The passive house concept was pioneered in the Northern U.S. and Canada in the late 1970s and early 1980s when it was called “superinsulation”. European builders have improved the superinsulation technology and applied it to both single-family dwellings and apartments. The Passive House founders, including Dr. Wolfgang Feist, believe that reducing building energy consumption to one-tenth of its current amount is both cost-effective and morally imperative. Architect Katrin Klingenberg is the founder of the Passive House Institute USA.
Defining the Passive House
The most unique feature of a Passive House is that it’s designed to be conditioned by ventilation air.

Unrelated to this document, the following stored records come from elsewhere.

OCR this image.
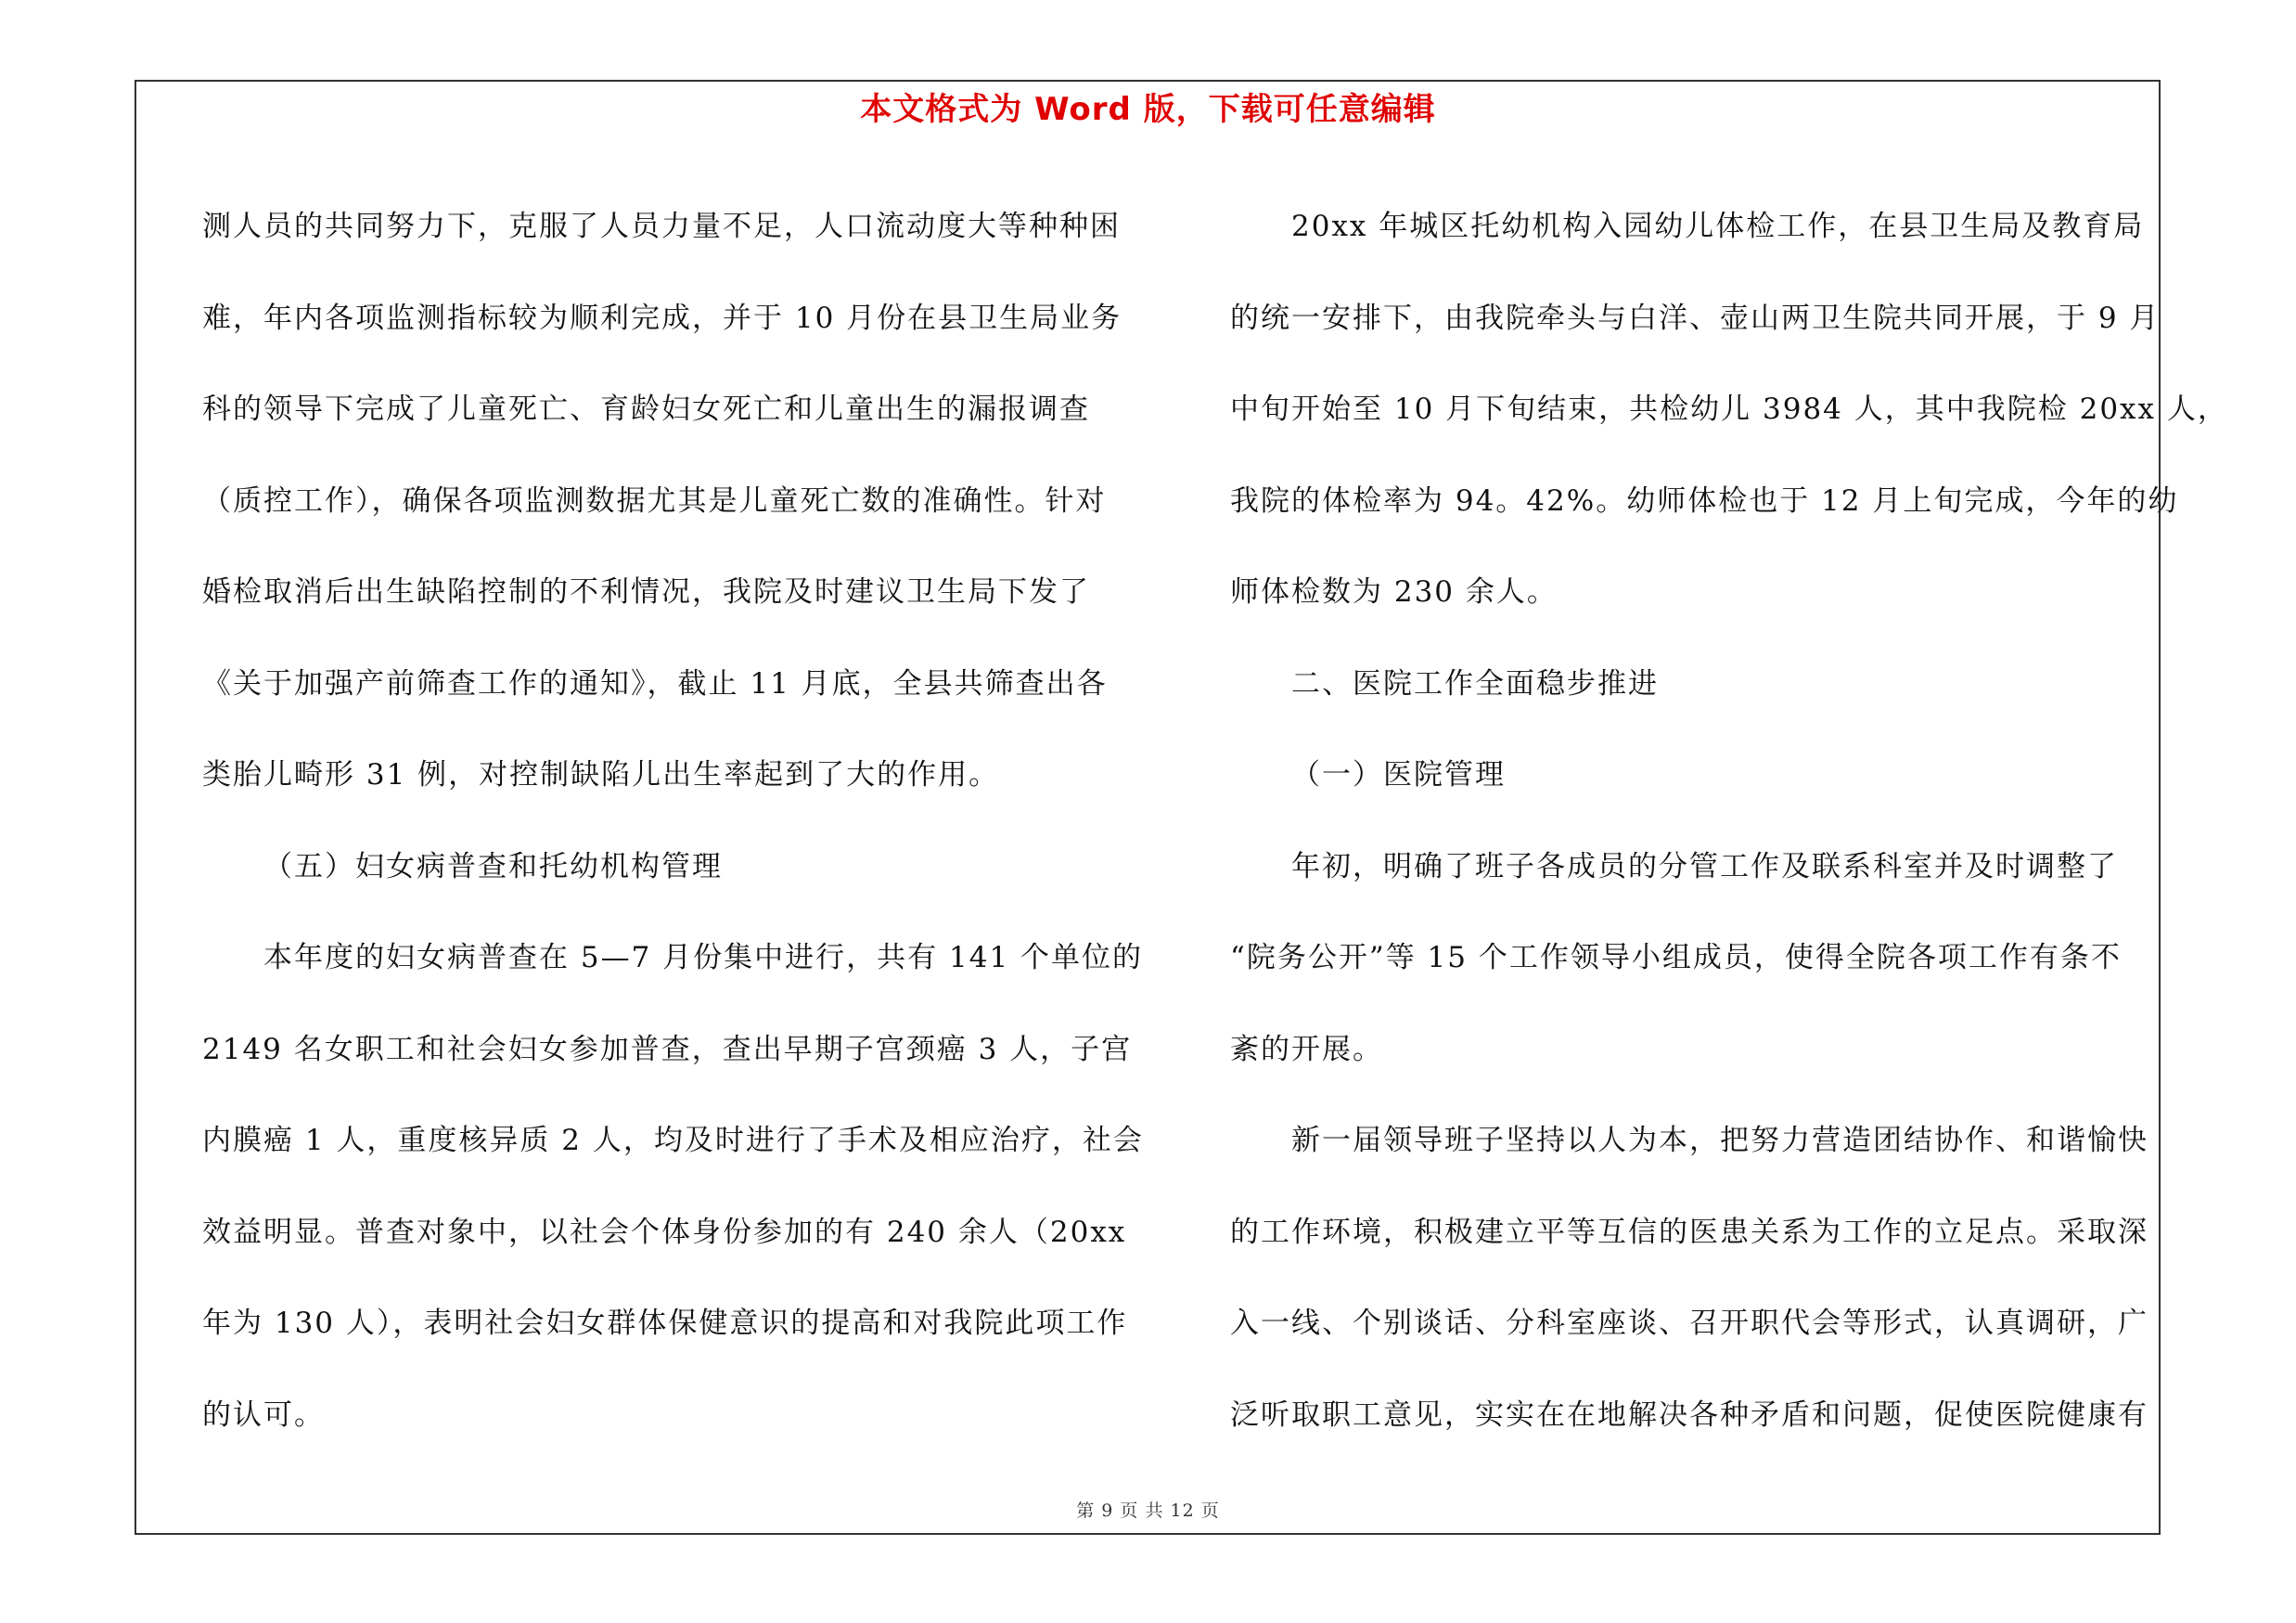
本文格式为 Word 版，下载可任意编辑
测人员的共同努力下，克服了人员力量不足，人口流动度大等种种困
难，年内各项监测指标较为顺利完成，并于 10 月份在县卫生局业务
科的领导下完成了儿童死亡、育龄妇女死亡和儿童出生的漏报调查
（质控工作），确保各项监测数据尤其是儿童死亡数的准确性。针对
婚检取消后出生缺陷控制的不利情况，我院及时建议卫生局下发了
《关于加强产前筛查工作的通知》，截止 11 月底，全县共筛查出各
类胎儿畸形 31 例，对控制缺陷儿出生率起到了大的作用。
（五）妇女病普查和托幼机构管理
本年度的妇女病普查在 5—7 月份集中进行，共有 141 个单位的
2149 名女职工和社会妇女参加普查，查出早期子宫颈癌 3 人，子宫
内膜癌 1 人，重度核异质 2 人，均及时进行了手术及相应治疗，社会
效益明显。普查对象中，以社会个体身份参加的有 240 余人（20xx
年为 130 人），表明社会妇女群体保健意识的提高和对我院此项工作
的认可。
20xx 年城区托幼机构入园幼儿体检工作，在县卫生局及教育局
的统一安排下，由我院牵头与白洋、壶山两卫生院共同开展，于 9 月
中旬开始至 10 月下旬结束，共检幼儿 3984 人，其中我院检 20xx 人，
我院的体检率为 94。42%。幼师体检也于 12 月上旬完成，今年的幼
师体检数为 230 余人。
二、医院工作全面稳步推进
（一）医院管理
年初，明确了班子各成员的分管工作及联系科室并及时调整了
“院务公开”等 15 个工作领导小组成员，使得全院各项工作有条不
紊的开展。
新一届领导班子坚持以人为本，把努力营造团结协作、和谐愉快
的工作环境，积极建立平等互信的医患关系为工作的立足点。采取深
入一线、个别谈话、分科室座谈、召开职代会等形式，认真调研，广
泛听取职工意见，实实在在地解决各种矛盾和问题，促使医院健康有
第 9 页 共 12 页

So if the maximum ventilation that a 2000 square foot home requires is 120 CFM, then that amount of airflow must also carry the heating and cooling to the home’s rooms. In a standard American home the airflow would be around 1200 CFM. 12o CFM isn’t very much airflow and it won’t carry much heat to or from the rooms. This one performance standard necessitates R-values above 40 all the way around the building and an airtight building shell. The additional Passive House standards simply reinforce the challenge issues by limiting the airflow.
Summary of Passive House Requirements
Here is a summary of the physical requirements for Passive House certification for a new home.
Install no more than 1 watt of heating per square foot of floor space.
- Use no more than 1.5 kWh per square foot of floor space for heating annually.
- Use no more than 4 annual kWh per square foot annually for all home energy.
- Construct an airtight building shell (0.6 ACH50 or around 0.03 ACHn) *
- Install a heat-recovery or energy-recovery ventilator. Use the ventilation air to deliver heating and cooling: 15-30 cfm/person
- Use renewable energy whenever possible to satisfy these loads.